Facebook decides to call on donor status

Facebook decides to call on donor status

CHICAGO - Reuters
Facebook decides to call on donor status

Facebook encourages the social network’s users to speak up if they are organ donors and display it on their pages.

Tired of the long wait for a new kidney, Michael Shelling, a 50-year-old video game marketing consultant based in San Diego, decided to take a more active role in the search.

About three months ago, he decided to tap into his social network by setting up a Facebook page to get the word out to his friends, and their friends, that he needs a new kidney and, by the way, his blood type is O.

The search may have paid off. A potential donor is going through testing to see if they are a match.
It is the kind of scenario Facebook hopes to foster.
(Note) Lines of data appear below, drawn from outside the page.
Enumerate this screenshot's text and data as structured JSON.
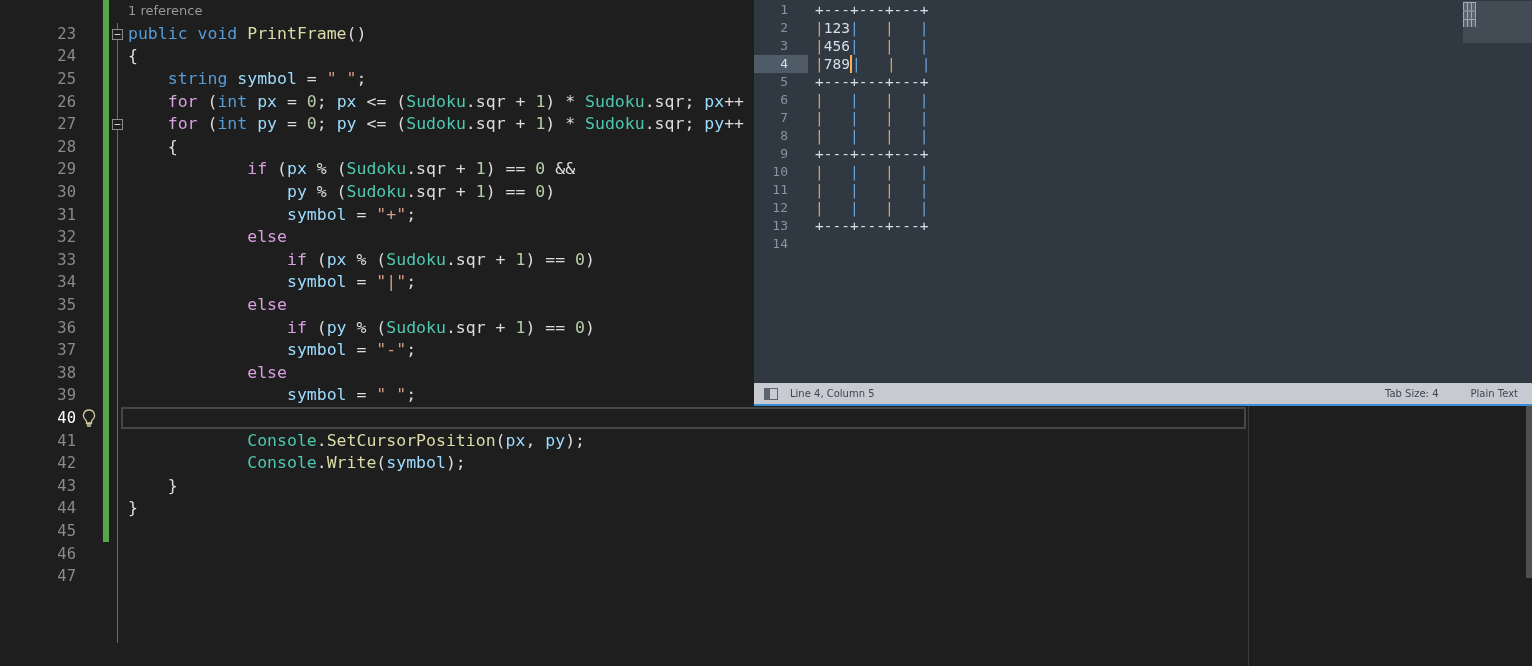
{
  "editor": {
    "codelens": "1 reference",
    "lines": [
      {
        "number": "23",
        "changed": true,
        "fold_start": true,
        "tokens": [
          {
            "kind": "keyword",
            "text": "public"
          },
          {
            "kind": "keyword",
            "text": " void"
          },
          {
            "kind": "method",
            "text": " PrintFrame"
          },
          {
            "kind": "plain",
            "text": "()"
          }
        ]
      },
      {
        "number": "24",
        "changed": true,
        "tokens": [
          {
            "kind": "plain",
            "text": "{"
          }
        ]
      },
      {
        "number": "25",
        "changed": true,
        "tokens": [
          {
            "kind": "keyword",
            "text": "    string"
          },
          {
            "kind": "variable",
            "text": " symbol"
          },
          {
            "kind": "plain",
            "text": " = "
          },
          {
            "kind": "string",
            "text": "\" \""
          },
          {
            "kind": "plain",
            "text": ";"
          }
        ]
      },
      {
        "number": "26",
        "changed": true,
        "tokens": [
          {
            "kind": "control",
            "text": "    for"
          },
          {
            "kind": "plain",
            "text": " ("
          },
          {
            "kind": "keyword",
            "text": "int"
          },
          {
            "kind": "variable",
            "text": " px"
          },
          {
            "kind": "plain",
            "text": " = "
          },
          {
            "kind": "number",
            "text": "0"
          },
          {
            "kind": "plain",
            "text": "; "
          },
          {
            "kind": "variable",
            "text": "px"
          },
          {
            "kind": "plain",
            "text": " <= ("
          },
          {
            "kind": "type",
            "text": "Sudoku"
          },
          {
            "kind": "plain",
            "text": ".sqr + "
          },
          {
            "kind": "number",
            "text": "1"
          },
          {
            "kind": "plain",
            "text": ") * "
          },
          {
            "kind": "type",
            "text": "Sudoku"
          },
          {
            "kind": "plain",
            "text": ".sqr; "
          },
          {
            "kind": "variable",
            "text": "px"
          },
          {
            "kind": "plain",
            "text": "++"
          }
        ]
      },
      {
        "number": "27",
        "changed": true,
        "fold_start": true,
        "tokens": [
          {
            "kind": "control",
            "text": "    for"
          },
          {
            "kind": "plain",
            "text": " ("
          },
          {
            "kind": "keyword",
            "text": "int"
          },
          {
            "kind": "variable",
            "text": " py"
          },
          {
            "kind": "plain",
            "text": " = "
          },
          {
            "kind": "number",
            "text": "0"
          },
          {
            "kind": "plain",
            "text": "; "
          },
          {
            "kind": "variable",
            "text": "py"
          },
          {
            "kind": "plain",
            "text": " <= ("
          },
          {
            "kind": "type",
            "text": "Sudoku"
          },
          {
            "kind": "plain",
            "text": ".sqr + "
          },
          {
            "kind": "number",
            "text": "1"
          },
          {
            "kind": "plain",
            "text": ") * "
          },
          {
            "kind": "type",
            "text": "Sudoku"
          },
          {
            "kind": "plain",
            "text": ".sqr; "
          },
          {
            "kind": "variable",
            "text": "py"
          },
          {
            "kind": "plain",
            "text": "++"
          }
        ]
      },
      {
        "number": "28",
        "changed": true,
        "tokens": [
          {
            "kind": "plain",
            "text": "    {"
          }
        ]
      },
      {
        "number": "29",
        "changed": true,
        "tokens": [
          {
            "kind": "control",
            "text": "            if"
          },
          {
            "kind": "plain",
            "text": " ("
          },
          {
            "kind": "variable",
            "text": "px"
          },
          {
            "kind": "plain",
            "text": " % ("
          },
          {
            "kind": "type",
            "text": "Sudoku"
          },
          {
            "kind": "plain",
            "text": ".sqr + "
          },
          {
            "kind": "number",
            "text": "1"
          },
          {
            "kind": "plain",
            "text": ") == "
          },
          {
            "kind": "number",
            "text": "0"
          },
          {
            "kind": "plain",
            "text": " &&"
          }
        ]
      },
      {
        "number": "30",
        "changed": true,
        "tokens": [
          {
            "kind": "variable",
            "text": "                py"
          },
          {
            "kind": "plain",
            "text": " % ("
          },
          {
            "kind": "type",
            "text": "Sudoku"
          },
          {
            "kind": "plain",
            "text": ".sqr + "
          },
          {
            "kind": "number",
            "text": "1"
          },
          {
            "kind": "plain",
            "text": ") == "
          },
          {
            "kind": "number",
            "text": "0"
          },
          {
            "kind": "plain",
            "text": ")"
          }
        ]
      },
      {
        "number": "31",
        "changed": true,
        "tokens": [
          {
            "kind": "variable",
            "text": "                symbol"
          },
          {
            "kind": "plain",
            "text": " = "
          },
          {
            "kind": "string",
            "text": "\"+\""
          },
          {
            "kind": "plain",
            "text": ";"
          }
        ]
      },
      {
        "number": "32",
        "changed": true,
        "tokens": [
          {
            "kind": "control",
            "text": "            else"
          }
        ]
      },
      {
        "number": "33",
        "changed": true,
        "tokens": [
          {
            "kind": "control",
            "text": "                if"
          },
          {
            "kind": "plain",
            "text": " ("
          },
          {
            "kind": "variable",
            "text": "px"
          },
          {
            "kind": "plain",
            "text": " % ("
          },
          {
            "kind": "type",
            "text": "Sudoku"
          },
          {
            "kind": "plain",
            "text": ".sqr + "
          },
          {
            "kind": "number",
            "text": "1"
          },
          {
            "kind": "plain",
            "text": ") == "
          },
          {
            "kind": "number",
            "text": "0"
          },
          {
            "kind": "plain",
            "text": ")"
          }
        ]
      },
      {
        "number": "34",
        "changed": true,
        "tokens": [
          {
            "kind": "variable",
            "text": "                symbol"
          },
          {
            "kind": "plain",
            "text": " = "
          },
          {
            "kind": "string",
            "text": "\"|\""
          },
          {
            "kind": "plain",
            "text": ";"
          }
        ]
      },
      {
        "number": "35",
        "changed": true,
        "tokens": [
          {
            "kind": "control",
            "text": "            else"
          }
        ]
      },
      {
        "number": "36",
        "changed": true,
        "tokens": [
          {
            "kind": "control",
            "text": "                if"
          },
          {
            "kind": "plain",
            "text": " ("
          },
          {
            "kind": "variable",
            "text": "py"
          },
          {
            "kind": "plain",
            "text": " % ("
          },
          {
            "kind": "type",
            "text": "Sudoku"
          },
          {
            "kind": "plain",
            "text": ".sqr + "
          },
          {
            "kind": "number",
            "text": "1"
          },
          {
            "kind": "plain",
            "text": ") == "
          },
          {
            "kind": "number",
            "text": "0"
          },
          {
            "kind": "plain",
            "text": ")"
          }
        ]
      },
      {
        "number": "37",
        "changed": true,
        "tokens": [
          {
            "kind": "variable",
            "text": "                symbol"
          },
          {
            "kind": "plain",
            "text": " = "
          },
          {
            "kind": "string",
            "text": "\"-\""
          },
          {
            "kind": "plain",
            "text": ";"
          }
        ]
      },
      {
        "number": "38",
        "changed": true,
        "tokens": [
          {
            "kind": "control",
            "text": "            else"
          }
        ]
      },
      {
        "number": "39",
        "changed": true,
        "tokens": [
          {
            "kind": "variable",
            "text": "                symbol"
          },
          {
            "kind": "plain",
            "text": " = "
          },
          {
            "kind": "string",
            "text": "\" \""
          },
          {
            "kind": "plain",
            "text": ";"
          }
        ]
      },
      {
        "number": "40",
        "changed": true,
        "current": true,
        "lightbulb": true
      },
      {
        "number": "41",
        "changed": true,
        "tokens": [
          {
            "kind": "type",
            "text": "            Console"
          },
          {
            "kind": "plain",
            "text": "."
          },
          {
            "kind": "method",
            "text": "SetCursorPosition"
          },
          {
            "kind": "plain",
            "text": "("
          },
          {
            "kind": "variable",
            "text": "px"
          },
          {
            "kind": "plain",
            "text": ", "
          },
          {
            "kind": "variable",
            "text": "py"
          },
          {
            "kind": "plain",
            "text": ");"
          }
        ]
      },
      {
        "number": "42",
        "changed": true,
        "tokens": [
          {
            "kind": "type",
            "text": "            Console"
          },
          {
            "kind": "plain",
            "text": "."
          },
          {
            "kind": "method",
            "text": "Write"
          },
          {
            "kind": "plain",
            "text": "("
          },
          {
            "kind": "variable",
            "text": "symbol"
          },
          {
            "kind": "plain",
            "text": ");"
          }
        ]
      },
      {
        "number": "43",
        "changed": true,
        "tokens": [
          {
            "kind": "plain",
            "text": "    }"
          }
        ]
      },
      {
        "number": "44",
        "changed": true,
        "tokens": [
          {
            "kind": "plain",
            "text": "}"
          }
        ]
      },
      {
        "number": "45",
        "changed": true
      },
      {
        "number": "46",
        "changed": false
      },
      {
        "number": "47",
        "changed": false
      }
    ]
  },
  "text_window": {
    "lines": [
      {
        "number": "1",
        "text": "+---+---+---+"
      },
      {
        "number": "2",
        "text": "|123|   |   |"
      },
      {
        "number": "3",
        "text": "|456|   |   |"
      },
      {
        "number": "4",
        "current": true,
        "text_before_cursor": "|789",
        "text_after_cursor": "|   |   |"
      },
      {
        "number": "5",
        "text": "+---+---+---+"
      },
      {
        "number": "6",
        "text": "|   |   |   |"
      },
      {
        "number": "7",
        "text": "|   |   |   |"
      },
      {
        "number": "8",
        "text": "|   |   |   |"
      },
      {
        "number": "9",
        "text": "+---+---+---+"
      },
      {
        "number": "10",
        "text": "|   |   |   |"
      },
      {
        "number": "11",
        "text": "|   |   |   |"
      },
      {
        "number": "12",
        "text": "|   |   |   |"
      },
      {
        "number": "13",
        "text": "+---+---+---+"
      },
      {
        "number": "14"
      }
    ],
    "status_bar": {
      "position": "Line 4, Column 5",
      "tab_size": "Tab Size: 4",
      "syntax": "Plain Text"
    }
  }
}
Chief Executive Mark Zuckerberg and Chief Operating Officer Sheryl Sandberg put out the call earlier on Tuesday to encourage the social network’s users -- more than 900 million -- to speak up if they are organ donors and display it on their personal pages. “We think that people can really help spread awareness of organ donation and that they want to participate in this to their friends, and we think that can be a big part in helping to solve the crisis,” Zuckerberg told ABC-TV’s “Good Morning America” program on Tuesday.

There are currently 92,102 people in the United States waiting for a donor kidney -- the organ that is in greatest demand -- according to the Organ Procurement and Transplantation Network. Last year, only 28,535 kidney transplants took place, with the majority of those donated from deceased donors. That disparity leaves many like Shelling waiting in line for a donor organ to become available, a process that can take three or four years, said Joel Newman, a spokesman for the United Network for Organ Sharing.